Diese Behörde setzt sich aus Personen aus dem Schweizer Polit- und
Behördenleben zusammen und wird von einem, selbstverständlich verdienten,
Juristen und Politiker, der seine Laufbahn als Mitglied der Revolutionären
Marxistischen Liga startete, präsidiert. Diese Aufsichtsbehörde wird von der
Bundesanwaltschaft nach Strich und Faden an der berühmten „Nase“ herumgeführt –
so bringen es diese Gralshüter/innen, die über die Arbeit der
Bundesanwaltschaft wachen sollten, etwa im besagten Fall nicht fertig, den
Bundesanwalt zur schnörkellosen Erklärung zu zwingen, ob er sich nun mit dem
FIFA-Präsidenten zwei- oder dreimal getroffen hat.
Werden heute die Aktivitäten von Bundesanwaltschaft und
Aufsichtsbehörde genauer betrachtet, müssen deren Aktivitäten und Gebaren als Mit-Beschädigung
rechtsstaatlicher Werte qualifiziert werden. Der ganze „Filz“ im Sinnen von Günstlings-
und Vetternwirtschaft, welcher insbesondere von Bundesparlamentarierinnen und
–parlamentarier beispielsweise der FIFA zumindest unter der Ära von Josef
Blatter vorgeworfen worden war, ist effektiv ein Problem, mit dem sich die
Sympathisantinnen und Sympathisanten des Rechtsstaates einmal ernsthaft auseinanderzusetzen
könnten. Diese personellen und behördlichen Verflechtungen sind allerdings auch
erklärbar und hängen weitgehend mit den kleinmassstäblichen Verhältnissen und
den Konzentrationen im Raum Bern und der Westschweiz zusammen. So ist zum Thema
„Bundesverwaltung“ zu sagen, dass diese interessanterweise von Mitgliedern oder
Sympathisanten der sonst weitgehend unbedeutend gewordenen Christlich
Demokratischen Volkspartei (CVP) durchsetzt ist. Und an den Hochschulen in Bern,
Fribourg und in der Westschweiz wird jeweils an den personellen Netzwerken, die
sich später im Berufsleben verfestigen, gewoben.
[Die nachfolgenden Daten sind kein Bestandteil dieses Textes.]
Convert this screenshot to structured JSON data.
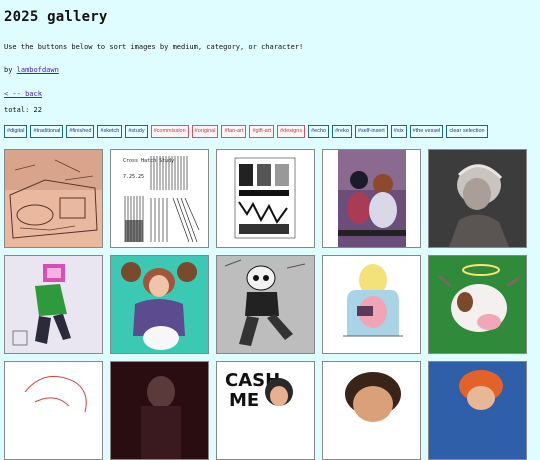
{
  "header": {
    "title": "2025 gallery",
    "description": "Use the buttons below to sort images by medium, category, or character!",
    "by_prefix": "by ",
    "author": "lambofdawn"
  },
  "nav": {
    "back_label": "< -- back"
  },
  "summary": {
    "total_text": "total: 22"
  },
  "filters": [
    {
      "label": "#digital",
      "style": "teal"
    },
    {
      "label": "#traditional",
      "style": "teal"
    },
    {
      "label": "#finished",
      "style": "teal"
    },
    {
      "label": "#sketch",
      "style": "teal"
    },
    {
      "label": "#study",
      "style": "teal"
    },
    {
      "label": "#commission",
      "style": "pink"
    },
    {
      "label": "#original",
      "style": "pink"
    },
    {
      "label": "#fan-art",
      "style": "pink"
    },
    {
      "label": "#gift-art",
      "style": "pink"
    },
    {
      "label": "#designs",
      "style": "pink"
    },
    {
      "label": "#echo",
      "style": "teal"
    },
    {
      "label": "#reko",
      "style": "teal"
    },
    {
      "label": "#self-insert",
      "style": "teal"
    },
    {
      "label": "#six",
      "style": "teal"
    },
    {
      "label": "#the vessel",
      "style": "teal"
    },
    {
      "label": "clear selection",
      "style": "teal"
    }
  ],
  "thumb_sketch": {
    "title": "Cross Hatch Study",
    "date": "7.25.25"
  }
}
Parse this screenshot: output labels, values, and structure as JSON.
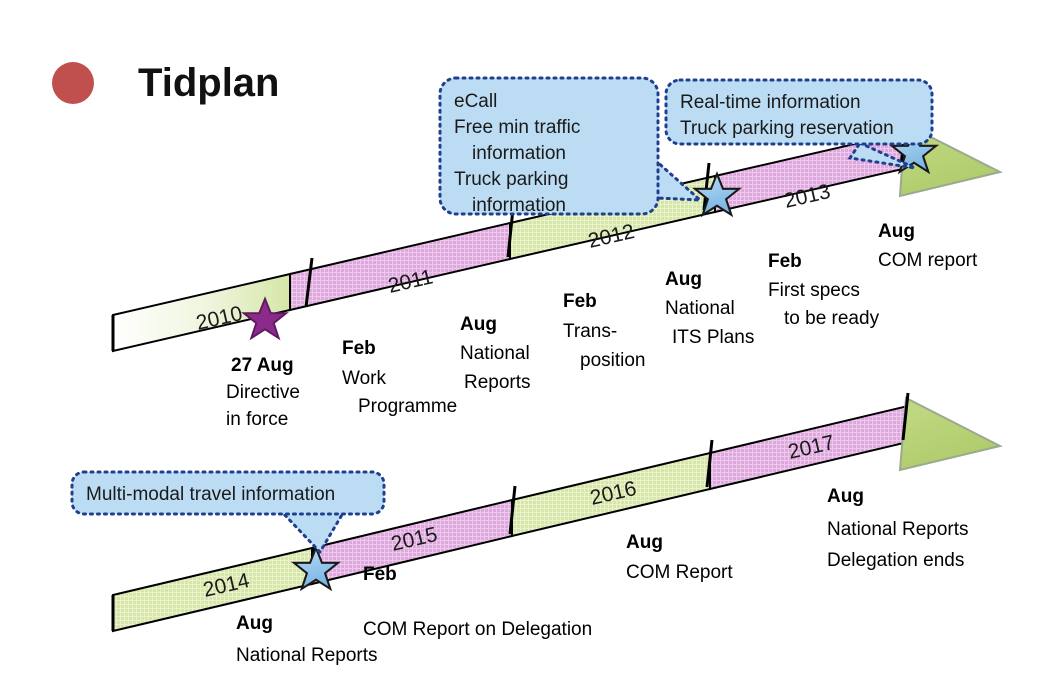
{
  "header": {
    "bullet_color": "#c0504d",
    "title": "Tidplan"
  },
  "palette": {
    "green": "#d3e4a3",
    "pink": "#e0b2de",
    "blue_callout_fill": "#bcdcf4",
    "blue_callout_border": "#1f3f8f",
    "blue_star": "#8cc4ea",
    "purple_star": "#8c2a8c",
    "arrow_green": "#bcd77e",
    "outline": "#000000"
  },
  "callouts": [
    {
      "id": "ecall-callout",
      "lines": [
        "eCall",
        "Free min traffic",
        "information",
        "Truck parking",
        "information"
      ]
    },
    {
      "id": "realtime-callout",
      "lines": [
        "Real-time information",
        "Truck parking reservation"
      ]
    },
    {
      "id": "multimodal-callout",
      "lines": [
        "Multi-modal travel information"
      ]
    }
  ],
  "timelines": [
    {
      "id": "timeline-2010-2013",
      "years": [
        "2010",
        "2011",
        "2012",
        "2013"
      ],
      "milestones": [
        {
          "date": "27 Aug",
          "lines": [
            "Directive",
            "in force"
          ],
          "star": "purple"
        },
        {
          "date": "Feb",
          "lines": [
            "Work",
            "Programme"
          ],
          "star": "none"
        },
        {
          "date": "Aug",
          "lines": [
            "National",
            "Reports"
          ],
          "star": "none"
        },
        {
          "date": "Feb",
          "lines": [
            "Trans-",
            "position"
          ],
          "star": "none"
        },
        {
          "date": "Aug",
          "lines": [
            "National",
            "ITS Plans"
          ],
          "star": "blue"
        },
        {
          "date": "Feb",
          "lines": [
            "First specs",
            "to be ready"
          ],
          "star": "none"
        },
        {
          "date": "Aug",
          "lines": [
            "COM report"
          ],
          "star": "blue"
        }
      ]
    },
    {
      "id": "timeline-2014-2017",
      "years": [
        "2014",
        "2015",
        "2016",
        "2017"
      ],
      "milestones": [
        {
          "date": "Aug",
          "lines": [
            "National Reports"
          ],
          "star": "blue"
        },
        {
          "date": "Feb",
          "lines": [
            "COM Report on Delegation"
          ],
          "star": "none"
        },
        {
          "date": "Aug",
          "lines": [
            "COM Report"
          ],
          "star": "none"
        },
        {
          "date": "Aug",
          "lines": [
            "National Reports",
            "Delegation ends"
          ],
          "star": "none"
        }
      ]
    }
  ],
  "labels": {
    "r1": {
      "m0_date": "27 Aug",
      "m0_l1": "Directive",
      "m0_l2": "in force",
      "m1_date": "Feb",
      "m1_l1": "Work",
      "m1_l2": "Programme",
      "m2_date": "Aug",
      "m2_l1": "National",
      "m2_l2": "Reports",
      "m3_date": "Feb",
      "m3_l1": "Trans-",
      "m3_l2": "position",
      "m4_date": "Aug",
      "m4_l1": "National",
      "m4_l2": "ITS Plans",
      "m5_date": "Feb",
      "m5_l1": "First specs",
      "m5_l2": "to be ready",
      "m6_date": "Aug",
      "m6_l1": "COM report",
      "y0": "2010",
      "y1": "2011",
      "y2": "2012",
      "y3": "2013"
    },
    "r2": {
      "m0_date": "Aug",
      "m0_l1": "National Reports",
      "m1_date": "Feb",
      "m1_l1": "COM Report on Delegation",
      "m2_date": "Aug",
      "m2_l1": "COM Report",
      "m3_date": "Aug",
      "m3_l1": "National Reports",
      "m3_l2": "Delegation ends",
      "y0": "2014",
      "y1": "2015",
      "y2": "2016",
      "y3": "2017"
    },
    "c1": {
      "l1": "eCall",
      "l2": "Free min traffic",
      "l3": "information",
      "l4": "Truck parking",
      "l5": "information"
    },
    "c2": {
      "l1": "Real-time information",
      "l2": "Truck parking reservation"
    },
    "c3": {
      "l1": "Multi-modal travel information"
    }
  }
}
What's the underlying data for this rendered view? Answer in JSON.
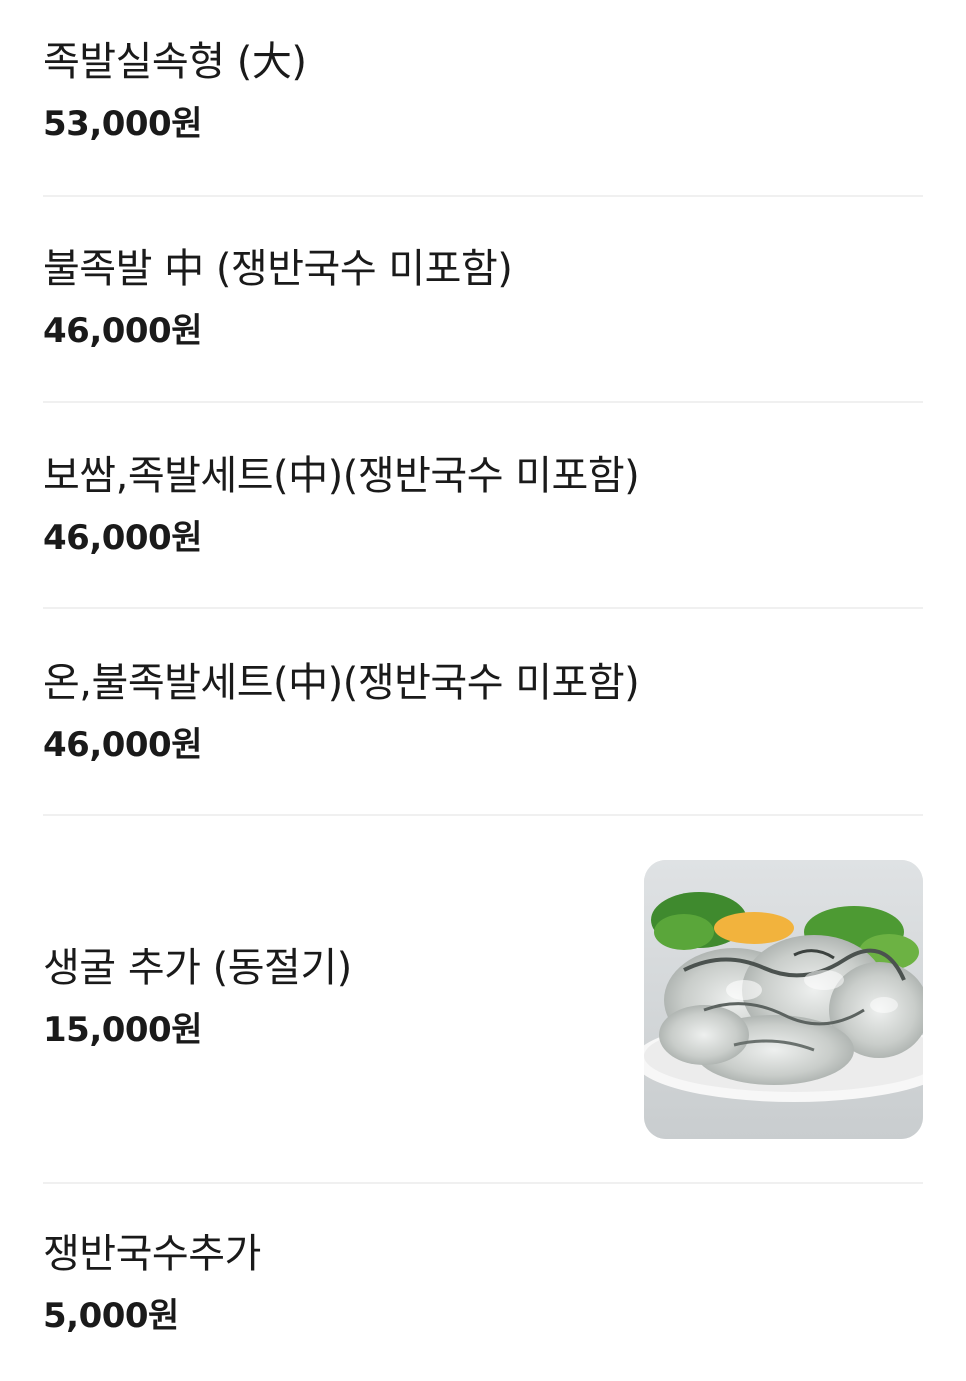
{
  "menu": {
    "items": [
      {
        "name": "족발실속형 (大)",
        "price": "53,000원"
      },
      {
        "name": "불족발 中 (쟁반국수 미포함)",
        "price": "46,000원"
      },
      {
        "name": "보쌈,족발세트(中)(쟁반국수 미포함)",
        "price": "46,000원"
      },
      {
        "name": "온,불족발세트(中)(쟁반국수 미포함)",
        "price": "46,000원"
      },
      {
        "name": "생굴 추가 (동절기)",
        "price": "15,000원",
        "image": "oyster-dish-photo"
      },
      {
        "name": "쟁반국수추가",
        "price": "5,000원"
      }
    ]
  }
}
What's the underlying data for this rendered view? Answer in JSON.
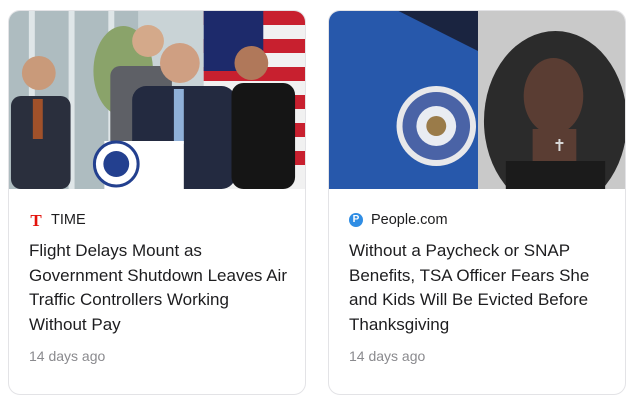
{
  "cards": [
    {
      "source": "TIME",
      "source_icon": "time-logo-icon",
      "brand_color": "#e3120b",
      "headline": "Flight Delays Mount as Government Shutdown Leaves Air Traffic Controllers Working Without Pay",
      "age": "14 days ago"
    },
    {
      "source": "People.com",
      "source_icon": "people-logo-icon",
      "brand_color": "#2f8de4",
      "headline": "Without a Paycheck or SNAP Benefits, TSA Officer Fears She and Kids Will Be Evicted Before Thanksgiving",
      "age": "14 days ago"
    }
  ],
  "ui": {
    "time_icon_glyph": "T",
    "people_icon_glyph": "P"
  }
}
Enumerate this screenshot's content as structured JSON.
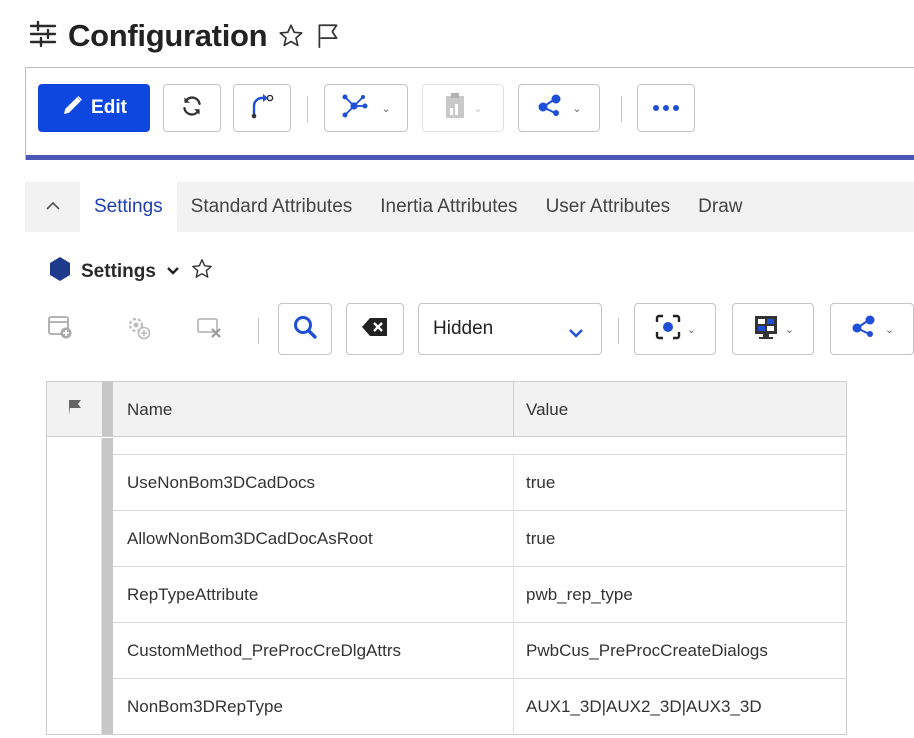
{
  "page": {
    "title": "Configuration",
    "icons": {
      "title": "sliders-icon",
      "favorite": "star-outline-icon",
      "follow": "flag-outline-icon"
    }
  },
  "toolbar": {
    "edit_label": "Edit",
    "icons": [
      "pencil-icon",
      "refresh-icon",
      "revise-icon",
      "structure-icon",
      "clipboard-icon",
      "share-icon",
      "more-icon"
    ]
  },
  "tabs": {
    "items": [
      {
        "label": "Settings",
        "active": true
      },
      {
        "label": "Standard Attributes",
        "active": false
      },
      {
        "label": "Inertia Attributes",
        "active": false
      },
      {
        "label": "User Attributes",
        "active": false
      },
      {
        "label": "Draw",
        "active": false
      }
    ]
  },
  "section": {
    "title": "Settings",
    "icons": [
      "hexagon-icon",
      "chevron-down-icon",
      "star-outline-icon"
    ]
  },
  "subtoolbar": {
    "filter_selected": "Hidden",
    "icons": [
      "new-table-icon",
      "add-setting-icon",
      "remove-icon",
      "search-icon",
      "clear-icon",
      "view-icon",
      "layout-icon",
      "share-icon"
    ]
  },
  "table": {
    "columns": [
      "Name",
      "Value"
    ],
    "rows": [
      {
        "name": "UseNonBom3DCadDocs",
        "value": "true"
      },
      {
        "name": "AllowNonBom3DCadDocAsRoot",
        "value": "true"
      },
      {
        "name": "RepTypeAttribute",
        "value": "pwb_rep_type"
      },
      {
        "name": "CustomMethod_PreProcCreDlgAttrs",
        "value": "PwbCus_PreProcCreateDialogs"
      },
      {
        "name": "NonBom3DRepType",
        "value": "AUX1_3D|AUX2_3D|AUX3_3D"
      }
    ]
  },
  "colors": {
    "primary": "#0d47e0",
    "accent_bar": "#4a55b8",
    "active_tab": "#1f3fb0",
    "hexagon": "#1e3a8a"
  }
}
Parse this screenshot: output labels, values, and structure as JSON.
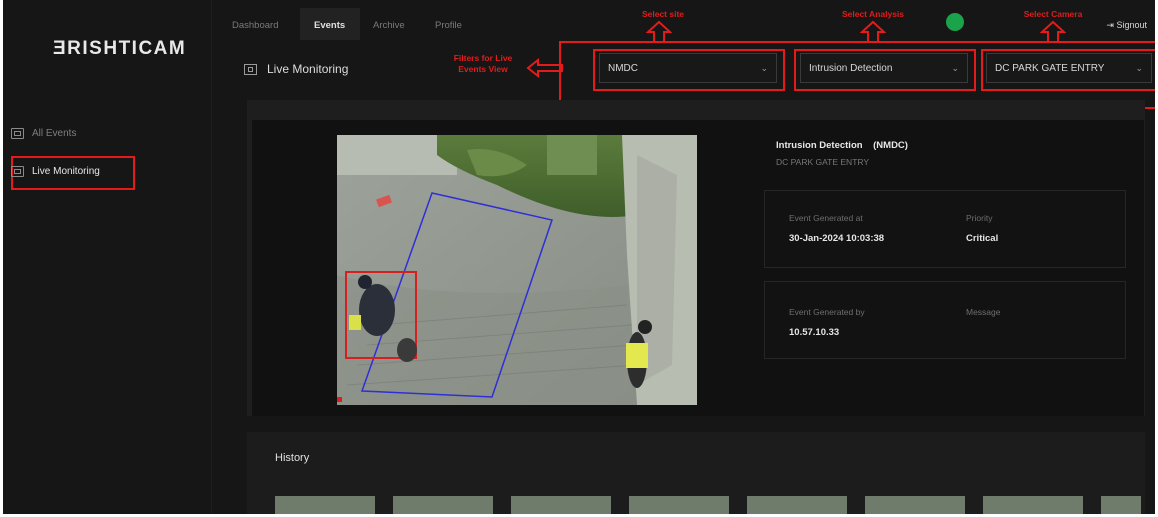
{
  "app": {
    "logo": "ƎRISHTICAM"
  },
  "nav": {
    "tabs": [
      {
        "label": "Dashboard",
        "active": false
      },
      {
        "label": "Events",
        "active": true
      },
      {
        "label": "Archive",
        "active": false
      },
      {
        "label": "Profile",
        "active": false
      }
    ],
    "signout": "Signout",
    "status_color": "#1aa34a"
  },
  "sidebar": {
    "items": [
      {
        "label": "All Events",
        "icon": "image-icon"
      },
      {
        "label": "Live Monitoring",
        "icon": "monitor-icon",
        "active": true
      }
    ]
  },
  "page": {
    "title": "Live Monitoring"
  },
  "annotations": {
    "filters": "Filters for Live\nEvents View",
    "site": "Select site",
    "analysis": "Select Analysis",
    "camera": "Select Camera"
  },
  "filters": {
    "site": "NMDC",
    "analysis": "Intrusion Detection",
    "camera": "DC PARK GATE ENTRY"
  },
  "event": {
    "title": "Intrusion Detection",
    "site_tag": "(NMDC)",
    "camera": "DC PARK GATE ENTRY",
    "generated_at_label": "Event Generated at",
    "generated_at": "30-Jan-2024 10:03:38",
    "priority_label": "Priority",
    "priority": "Critical",
    "generated_by_label": "Event Generated by",
    "generated_by": "10.57.10.33",
    "message_label": "Message",
    "message": ""
  },
  "history": {
    "title": "History"
  },
  "colors": {
    "accent": "#e31b1b",
    "status": "#1aa34a",
    "background": "#161616"
  }
}
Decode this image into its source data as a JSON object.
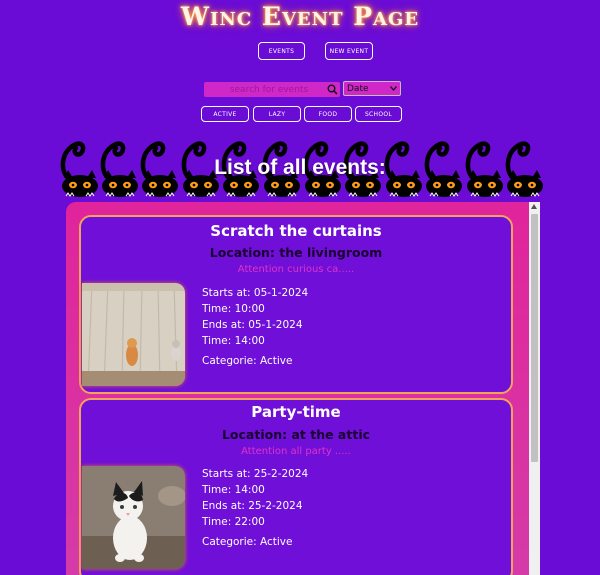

An diesen Schulen studiert
auch die akademische Jugend des Wallis – deshalb ist die Durchsetzung der
Bundesverwaltung mit Vertreterinnen und Vertretern aus dem CVP-affinen Wallis
kein Zufall. Das betrifft auch die Position des Bundesanwalts, der seine
Studien zufälligerweise in Bern absolviert hat, jedoch nur zufälligerweise
einen im Wallis verbreiteten Familiennamen trägt… Demnächst muss das
helvetische Parlament darüber befinden, ob der amtierende Kopf dieser Behörde in
seiner Funktion für weitere vier Jahre bestätigt werden soll. In Anbetracht der
historisch gewachsenen und heute noch gepflegten Beziehungen und Positionierungen
insbesondere in der Bundesverwaltung zweifelt derzeit niemand daran, dass der
neue Bundesanwalt der derzeitige Amtsinhaber sein und vom Parlament mit einem
im Vergleich zu früher vielleicht leicht mässigeren Wahlresultat bestätigt wird.